Andererseits beunruhigt es mich, dass Aurelius Anzeichen von Nervosität zeigt oder ist das nur, weil Vinz ihm das Armband abgenommen hat? Andererseits hat der Inper im Prolog schon vor Gefahren gewarnt, Aurelius könnte auch einfach deswegen nervös sein. Nachdem ihr Orbitalspringer getroffen wurde, habe ich die ganze Zeit gehofft, er würde Aurelius endlich wieder das Armband umlegen. Hoffentlich überlebt Aurelius.

Ich kann verstehen, dass Forrester alles daransetzt, um Zinnober freizubekommen, immerhin ist er das Einzige, was ihn noch mit Nala verbindet, für deren Tod er sich ebenfalls verantwortlich fühlt; da will er sicher nicht nochmal einen geliebten Menschen verlieren. Aber ob das so der richtige Weg ist? Könnte Aurelius den Omni nicht irgendwie übermitteln, dass sie sich in der Zwischenzeit um Zinnober annehmen? Immerhin hatten sie Forrester miteingeplant, dass er Aurelius zur Kuritania bringen soll.

Das, zu dem der Likotha als Psioniker imstande ist, ist ganz schön fies. Meine Güte, Vinz' Bewusstsein wird ganz schön durcheinander geschüttelt, ich hoffe nur, er wird irgendwann wieder klarer, auch in seinen Entscheidungen - im Moment bin ich nicht so ganz zufrieden mit dem, was er tut bzw. wie er es tut.

Die Reisenden haben also keinen Magen und keine Geschlechtsteile, heißt das, Omni hat Ernährung und Fortpflanzung komplett überwunden, also auch bei sich?

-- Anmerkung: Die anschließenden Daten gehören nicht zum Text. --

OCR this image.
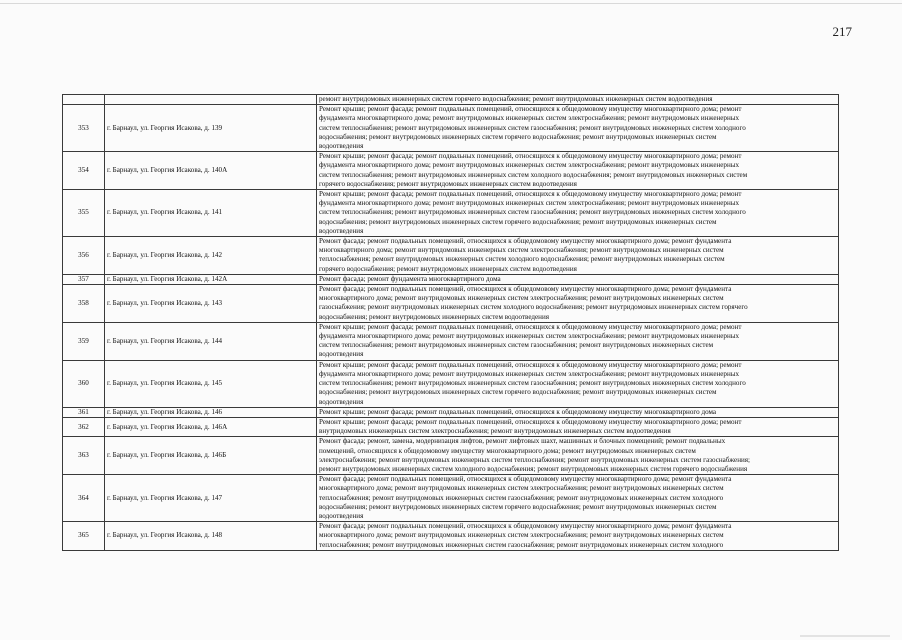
217
		ремонт внутридомовых инженерных систем горячего водоснабжения; ремонт внутридомовых инженерных систем водоотведения
353	г. Барнаул, ул. Георгия Исакова, д. 139	Ремонт крыши; ремонт фасада; ремонт подвальных помещений, относящихся к общедомовому имуществу многоквартирного дома; ремонт
фундамента многоквартирного дома; ремонт внутридомовых инженерных систем электроснабжения; ремонт внутридомовых инженерных
систем теплоснабжения; ремонт внутридомовых инженерных систем газоснабжения; ремонт внутридомовых инженерных систем холодного
водоснабжения; ремонт внутридомовых инженерных систем горячего водоснабжения; ремонт внутридомовых инженерных систем
водоотведения
354	г. Барнаул, ул. Георгия Исакова, д. 140А	Ремонт крыши; ремонт фасада; ремонт подвальных помещений, относящихся к общедомовому имуществу многоквартирного дома; ремонт
фундамента многоквартирного дома; ремонт внутридомовых инженерных систем электроснабжения; ремонт внутридомовых инженерных
систем теплоснабжения; ремонт внутридомовых инженерных систем холодного водоснабжения; ремонт внутридомовых инженерных систем
горячего водоснабжения; ремонт внутридомовых инженерных систем водоотведения
355	г. Барнаул, ул. Георгия Исакова, д. 141	Ремонт крыши; ремонт фасада; ремонт подвальных помещений, относящихся к общедомовому имуществу многоквартирного дома; ремонт
фундамента многоквартирного дома; ремонт внутридомовых инженерных систем электроснабжения; ремонт внутридомовых инженерных
систем теплоснабжения; ремонт внутридомовых инженерных систем газоснабжения; ремонт внутридомовых инженерных систем холодного
водоснабжения; ремонт внутридомовых инженерных систем горячего водоснабжения; ремонт внутридомовых инженерных систем
водоотведения
356	г. Барнаул, ул. Георгия Исакова, д. 142	Ремонт фасада; ремонт подвальных помещений, относящихся к общедомовому имуществу многоквартирного дома; ремонт фундамента
многоквартирного дома; ремонт внутридомовых инженерных систем электроснабжения; ремонт внутридомовых инженерных систем
теплоснабжения; ремонт внутридомовых инженерных систем холодного водоснабжения; ремонт внутридомовых инженерных систем
горячего водоснабжения; ремонт внутридомовых инженерных систем водоотведения
357	г. Барнаул, ул. Георгия Исакова, д. 142А	Ремонт фасада; ремонт фундамента многоквартирного дома
358	г. Барнаул, ул. Георгия Исакова, д. 143	Ремонт фасада; ремонт подвальных помещений, относящихся к общедомовому имуществу многоквартирного дома; ремонт фундамента
многоквартирного дома; ремонт внутридомовых инженерных систем электроснабжения; ремонт внутридомовых инженерных систем
газоснабжения; ремонт внутридомовых инженерных систем холодного водоснабжения; ремонт внутридомовых инженерных систем горячего
водоснабжения; ремонт внутридомовых инженерных систем водоотведения
359	г. Барнаул, ул. Георгия Исакова, д. 144	Ремонт крыши; ремонт фасада; ремонт подвальных помещений, относящихся к общедомовому имуществу многоквартирного дома; ремонт
фундамента многоквартирного дома; ремонт внутридомовых инженерных систем электроснабжения; ремонт внутридомовых инженерных
систем теплоснабжения; ремонт внутридомовых инженерных систем газоснабжения; ремонт внутридомовых инженерных систем
водоотведения
360	г. Барнаул, ул. Георгия Исакова, д. 145	Ремонт крыши; ремонт фасада; ремонт подвальных помещений, относящихся к общедомовому имуществу многоквартирного дома; ремонт
фундамента многоквартирного дома; ремонт внутридомовых инженерных систем электроснабжения; ремонт внутридомовых инженерных
систем теплоснабжения; ремонт внутридомовых инженерных систем газоснабжения; ремонт внутридомовых инженерных систем холодного
водоснабжения; ремонт внутридомовых инженерных систем горячего водоснабжения; ремонт внутридомовых инженерных систем
водоотведения
361	г. Барнаул, ул. Георгия Исакова, д. 146	Ремонт крыши; ремонт фасада; ремонт подвальных помещений, относящихся к общедомовому имуществу многоквартирного дома
362	г. Барнаул, ул. Георгия Исакова, д. 146А	Ремонт крыши; ремонт фасада; ремонт подвальных помещений, относящихся к общедомовому имуществу многоквартирного дома; ремонт
внутридомовых инженерных систем электроснабжения; ремонт внутридомовых инженерных систем водоотведения
363	г. Барнаул, ул. Георгия Исакова, д. 146Б	Ремонт фасада; ремонт, замена, модернизация лифтов, ремонт лифтовых шахт, машинных и блочных помещений; ремонт подвальных
помещений, относящихся к общедомовому имуществу многоквартирного дома; ремонт внутридомовых инженерных систем
электроснабжения; ремонт внутридомовых инженерных систем теплоснабжения; ремонт внутридомовых инженерных систем газоснабжения;
ремонт внутридомовых инженерных систем холодного водоснабжения; ремонт внутридомовых инженерных систем горячего водоснабжения
364	г. Барнаул, ул. Георгия Исакова, д. 147	Ремонт фасада; ремонт подвальных помещений, относящихся к общедомовому имуществу многоквартирного дома; ремонт фундамента
многоквартирного дома; ремонт внутридомовых инженерных систем электроснабжения; ремонт внутридомовых инженерных систем
теплоснабжения; ремонт внутридомовых инженерных систем газоснабжения; ремонт внутридомовых инженерных систем холодного
водоснабжения; ремонт внутридомовых инженерных систем горячего водоснабжения; ремонт внутридомовых инженерных систем
водоотведения
365	г. Барнаул, ул. Георгия Исакова, д. 148	Ремонт фасада; ремонт подвальных помещений, относящихся к общедомовому имуществу многоквартирного дома; ремонт фундамента
многоквартирного дома; ремонт внутридомовых инженерных систем электроснабжения; ремонт внутридомовых инженерных систем
теплоснабжения; ремонт внутридомовых инженерных систем газоснабжения; ремонт внутридомовых инженерных систем холодного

Ist das der Grund für ihre lange Lebenserwartung?

Bei der Vorstellung der Kontinua schwirrt mir ziemlich schnell der Kopf, aber Aurelius sagt selber, dass man sich das nicht vorstellen kann - sehr beruhigend  ;D

Dass InterStel bzw. die Agentur so ein Geheimnis um die Maschine in der Kuritania machen, wundert mich jetzt nicht mehr, wenn man mit ihr ganze Welten erschaffen und vernichten kann. Und sie ist ein Omni-Artefakt der ersten Superzivilisation in der Milchstraße, die heute aber nicht mehr in der Liste der Superzivilisationen auftaucht. Was ist mit ihr damals geschehen? Und sind die Engel tatsächlich Nachfahren der Pandora. Interessant ist auch, dass Omni sehr wohl auch mit den Engeln spricht.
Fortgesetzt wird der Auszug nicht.